Catherine Adams, left, was convicted of animal cruelty in February after dozens of malnourished horses, dogs and birds were discovered on her property in central Alberta in 2015. (Facebook/BC SPCA)

A judge in Drumheller, Alta., sentenced Catherine Adams on Friday to 90 days behind bars for abusing animals.

Adams was found guilty in February of animal cruelty and willfully causing pain, suffering or injury to an animal.

Her sentencing was postponed in August after Judge Judith Shriar said she was too emotional to sentence someone who showed an "astonishing lack of reasoning ability" and was "not taking this process seriously."

Nine malnourished horses, 25 dogs and 17 birds were seized in 2015 from a property Adams shared with her mother, Karin, near Hanna, northeast of Calgary.

Charges against her mother were dismissed.

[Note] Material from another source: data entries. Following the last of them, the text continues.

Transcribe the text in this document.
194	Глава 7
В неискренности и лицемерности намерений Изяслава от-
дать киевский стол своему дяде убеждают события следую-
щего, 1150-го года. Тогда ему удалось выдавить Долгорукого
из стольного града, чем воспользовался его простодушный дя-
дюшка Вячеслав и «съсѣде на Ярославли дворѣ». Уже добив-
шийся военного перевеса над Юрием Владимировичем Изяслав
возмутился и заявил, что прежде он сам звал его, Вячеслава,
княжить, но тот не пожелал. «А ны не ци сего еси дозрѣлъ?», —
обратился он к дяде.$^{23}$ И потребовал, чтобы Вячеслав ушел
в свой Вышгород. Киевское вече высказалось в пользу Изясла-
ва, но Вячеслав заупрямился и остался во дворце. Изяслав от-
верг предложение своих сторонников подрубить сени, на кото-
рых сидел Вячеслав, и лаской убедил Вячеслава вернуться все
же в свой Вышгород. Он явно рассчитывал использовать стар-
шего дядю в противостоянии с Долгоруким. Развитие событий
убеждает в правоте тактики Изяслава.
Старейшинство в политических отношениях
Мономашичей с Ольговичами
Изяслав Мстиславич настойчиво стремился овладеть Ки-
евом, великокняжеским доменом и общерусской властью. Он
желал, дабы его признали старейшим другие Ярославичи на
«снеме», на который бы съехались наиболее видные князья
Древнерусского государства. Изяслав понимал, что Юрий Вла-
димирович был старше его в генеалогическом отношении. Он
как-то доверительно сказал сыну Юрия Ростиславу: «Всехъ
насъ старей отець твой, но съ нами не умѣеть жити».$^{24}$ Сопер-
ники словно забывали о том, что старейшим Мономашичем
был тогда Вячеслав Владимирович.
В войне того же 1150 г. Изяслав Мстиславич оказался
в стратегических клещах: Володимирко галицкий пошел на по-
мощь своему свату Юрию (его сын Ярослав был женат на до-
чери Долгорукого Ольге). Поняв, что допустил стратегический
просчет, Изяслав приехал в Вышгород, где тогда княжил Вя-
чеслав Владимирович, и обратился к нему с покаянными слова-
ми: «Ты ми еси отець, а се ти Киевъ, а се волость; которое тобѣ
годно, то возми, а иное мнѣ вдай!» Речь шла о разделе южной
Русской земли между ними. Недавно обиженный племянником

Judge Shriar said Friday she had valid concerns about Adams endangering other vulnerable animals.

Her jail time will be followed by two years of probation.

Catherine Adams enters Drumheller court on Friday. (Kate Adach/CBC)

Catherine and her mother were first convicted in 2014 and banned from owning animals for 20 years after officials seized 18 horses, 18 dogs, 15 birds, two cats and 104 fish from a property near Houston, B.C.

The horses were so malnourished, they were eating wood in an attempt to survive, while the dogs had matted fur, dental issues and lacerations. 

They were ordered to pay $5,500 in restitution to the B.C. SPCA. Catherine was sentenced to six months conditional house arrest and three years probation, and Karin was sentenced to 15 days in jail.

On July 17, RCMP arrested Karin and rescued eight dogs from her motel room in Innisfail, Alta. Mounties said they had responded to reports that a woman was posing as a law enforcement officer and was trying to take a dog from its owner.

The elder Adams was released by a justice of the peace on multiple conditions, including a prohibition from owning, having the custody or control of or residing in the same premise of any animal. 

Less than two weeks earlier, on July 4, SPCA officers in B.C. had seized 16 dogs in distress that Catherine and Karin were keeping on a property in Quesnel.

The dogs were being kept in crates too small for their size in a poorly ventilated area, with little or no access to water and with feces and urine-soaked matting, the SPCA said.